According to the report, Pitzen was last seen with his mother when they checked out of the Wisconsin Dells resort on May 11, 2011. She first picked him up from kindergarten and drove him to the zoo and water parks. The boy’s father reported him missing the next day.
His mother was found dead in Rockford, Illinois, according to reports. Her cause of death was ruled a suicide.
Missing Children in the United States
There were 464,324 missing children reported in the FBI’s National Crime Information Center (NCIC) in 2017, according to the National Center for Missing and Exploited Children.Under federal law, when a child is reported missing to law enforcement authorities, they must be entered into the database. In 2016, there were 465,676 entries.
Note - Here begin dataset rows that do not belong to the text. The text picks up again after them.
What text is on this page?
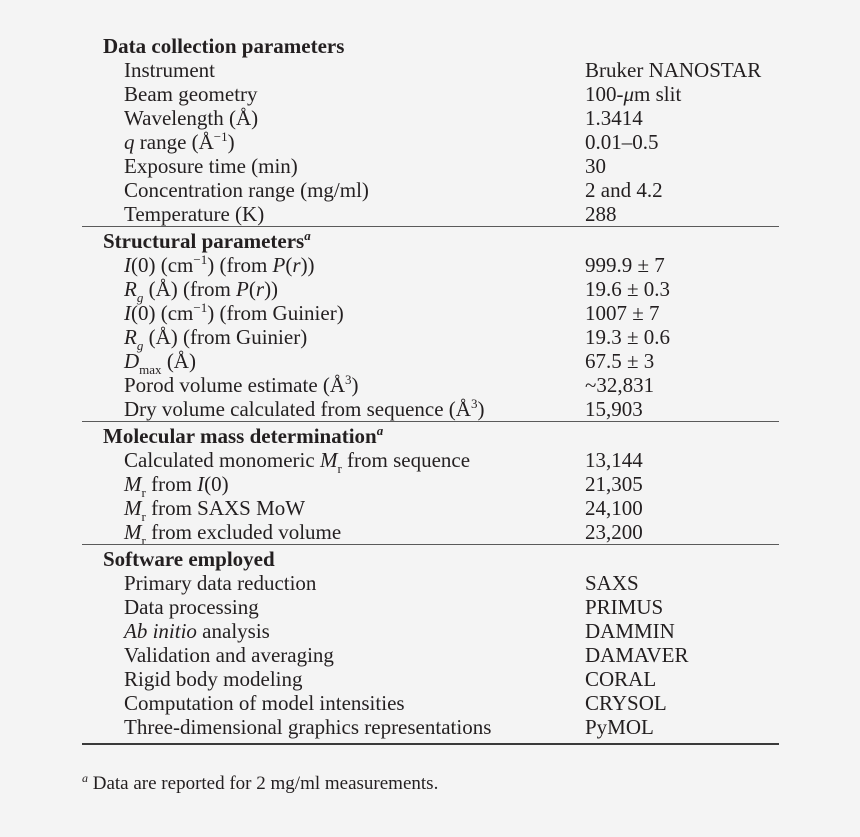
Data collection parameters
Instrument	Bruker NANOSTAR
Beam geometry	100-μm slit
Wavelength (Å)	1.3414
q range $(Å^{-1})$	0.01–0.5
Exposure time (min)	30
Concentration range (mg/ml)	2 and 4.2
Temperature (K)	288
Structural parameters$^a$
I(0) $(cm^{-1})$ (from P(r))	999.9 ± 7
$R_g$ (Å) (from P(r))	19.6 ± 0.3
I(0) $(cm^{-1})$ (from Guinier)	1007 ± 7
$R_g$ (Å) (from Guinier)	19.3 ± 0.6
$D_{max}$ (Å)	67.5 ± 3
Porod volume estimate $(Å^3)$	~32,831
Dry volume calculated from sequence $(Å^3)$	15,903
Molecular mass determination$^a$
Calculated monomeric $M_r$ from sequence	13,144
$M_r$ from I(0)	21,305
$M_r$ from SAXS MoW	24,100
$M_r$ from excluded volume	23,200
Software employed
Primary data reduction	SAXS
Data processing	PRIMUS
Ab initio analysis	DAMMIN
Validation and averaging	DAMAVER
Rigid body modeling	CORAL
Computation of model intensities	CRYSOL
Three-dimensional graphics representations	PyMOL
$^a$ Data are reported for 2 mg/ml measurements.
“This number represents reports of missing children. That means if a child runs away multiple times in a year, each instance would be entered into NCIC separately and counted in the yearly total. Likewise, if an entry is withdrawn and amended or updated that would also be reflected in the total,” the center said.
In 2017, the center said it had assisted officers and families with more than 27,000 missing children. In those cases, 91 percent were endangered runaways and 5 percent family abductions.
Nancy McBride, the executive director of Florida Outreach at the National Center for Missing and Exploited Children, said most of the runaways involve technology.
About one in seven children reported missing to the center in 2017 were likely to be victims of child sex trafficking, the center said.